OHSU

OHSU Breast Cancer Researcher Receives $275,000 Grant from Avon Foundation for Women

03/17/10  Portland, OR

SuEllen Pommier, Ph.D., will study the genetic defects that change normal breast stem cells into breast cancer stem cells.

Oregon consistently ranks in the top five states in the nation for breast cancer incidence. But researchers at OHSU are working to change that with a study that could have an impact on women around the world. Thanks to a $275,000 grant from the Avon Foundation for Women, SuEllen Pommier, Ph.D., research associate professor, and her team will advance promising research into what causes a normal breast stem cell to turn into a breast cancer stem cell.

“I am grateful that the Avon Foundation for Women has provided this funding,” said Dr. Pommier. “We are so close to understanding the causes of breast cancer. This grant could have far-reaching benefits.”

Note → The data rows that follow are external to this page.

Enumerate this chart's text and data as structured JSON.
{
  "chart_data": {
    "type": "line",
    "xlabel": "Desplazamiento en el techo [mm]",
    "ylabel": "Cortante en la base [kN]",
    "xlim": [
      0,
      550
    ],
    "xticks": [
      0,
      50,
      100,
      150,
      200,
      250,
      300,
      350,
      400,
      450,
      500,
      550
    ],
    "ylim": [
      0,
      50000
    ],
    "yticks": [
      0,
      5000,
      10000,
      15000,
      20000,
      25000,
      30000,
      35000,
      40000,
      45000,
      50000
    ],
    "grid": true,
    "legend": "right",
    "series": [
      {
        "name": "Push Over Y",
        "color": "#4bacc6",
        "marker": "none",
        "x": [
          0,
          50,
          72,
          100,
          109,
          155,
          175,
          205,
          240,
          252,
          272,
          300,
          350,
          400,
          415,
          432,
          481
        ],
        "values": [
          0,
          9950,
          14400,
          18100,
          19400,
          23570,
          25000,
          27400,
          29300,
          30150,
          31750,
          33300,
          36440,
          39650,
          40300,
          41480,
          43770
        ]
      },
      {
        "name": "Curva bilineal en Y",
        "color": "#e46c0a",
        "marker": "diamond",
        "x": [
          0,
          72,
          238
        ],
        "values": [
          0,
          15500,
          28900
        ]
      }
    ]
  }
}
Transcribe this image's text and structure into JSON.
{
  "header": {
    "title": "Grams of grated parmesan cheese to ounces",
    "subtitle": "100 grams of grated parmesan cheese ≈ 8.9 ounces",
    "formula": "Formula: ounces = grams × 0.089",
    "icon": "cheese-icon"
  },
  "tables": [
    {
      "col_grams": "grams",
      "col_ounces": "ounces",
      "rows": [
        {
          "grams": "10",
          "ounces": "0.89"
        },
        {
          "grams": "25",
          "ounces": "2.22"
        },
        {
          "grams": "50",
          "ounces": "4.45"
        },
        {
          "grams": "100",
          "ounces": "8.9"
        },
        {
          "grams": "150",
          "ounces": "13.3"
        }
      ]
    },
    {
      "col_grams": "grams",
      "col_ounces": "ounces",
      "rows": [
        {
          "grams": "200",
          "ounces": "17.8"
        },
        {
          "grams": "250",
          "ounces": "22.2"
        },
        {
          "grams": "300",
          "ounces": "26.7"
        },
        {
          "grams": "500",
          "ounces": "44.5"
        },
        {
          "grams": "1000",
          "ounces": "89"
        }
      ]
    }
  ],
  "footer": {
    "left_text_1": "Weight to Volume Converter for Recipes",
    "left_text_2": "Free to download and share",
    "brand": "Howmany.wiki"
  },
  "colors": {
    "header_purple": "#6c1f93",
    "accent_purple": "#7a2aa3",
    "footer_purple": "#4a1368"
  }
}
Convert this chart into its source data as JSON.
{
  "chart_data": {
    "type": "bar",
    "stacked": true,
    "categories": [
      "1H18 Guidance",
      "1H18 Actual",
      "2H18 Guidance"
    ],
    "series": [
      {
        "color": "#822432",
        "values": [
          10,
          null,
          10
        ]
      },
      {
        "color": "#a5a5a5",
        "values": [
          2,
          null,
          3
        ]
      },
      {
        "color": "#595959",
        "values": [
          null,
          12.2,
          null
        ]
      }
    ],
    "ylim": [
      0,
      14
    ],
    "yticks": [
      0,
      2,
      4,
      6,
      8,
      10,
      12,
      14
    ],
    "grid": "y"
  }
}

Recent research has shown that breast cancer begins from a normal breast stem cell that becomes damaged through DNA mutations. The cancers that develop contain defective stem cells. Dr. Pommier’s research could prevent breast cancer altogether by providing the means to identify its causes.

For the study, Dr. Pommier and her team will sample breast cancer tissue donated from women who are undergoing an operation to remove breast cancer. Normal breast tissue will be obtained from women undergoing an operation to reduce the size of their breasts. The tissues will be compared in the laboratory to examine genes in the stem cells that are known to be involved in normal cell behavior and in cancer. By compiling genetic profiles for normal and cancer breast stem cells, Dr. Pommier will create an enormous amount of data that will help identify cancer-causing agents.


The OHSU Foundation is a separate 501(c)(3) organization that exists to secure private philanthropic support for Oregon Health & Science University. The foundation raises funds from individuals, companies, foundations and organizations, and invests and manages gifts in accordance with donors’ wishes.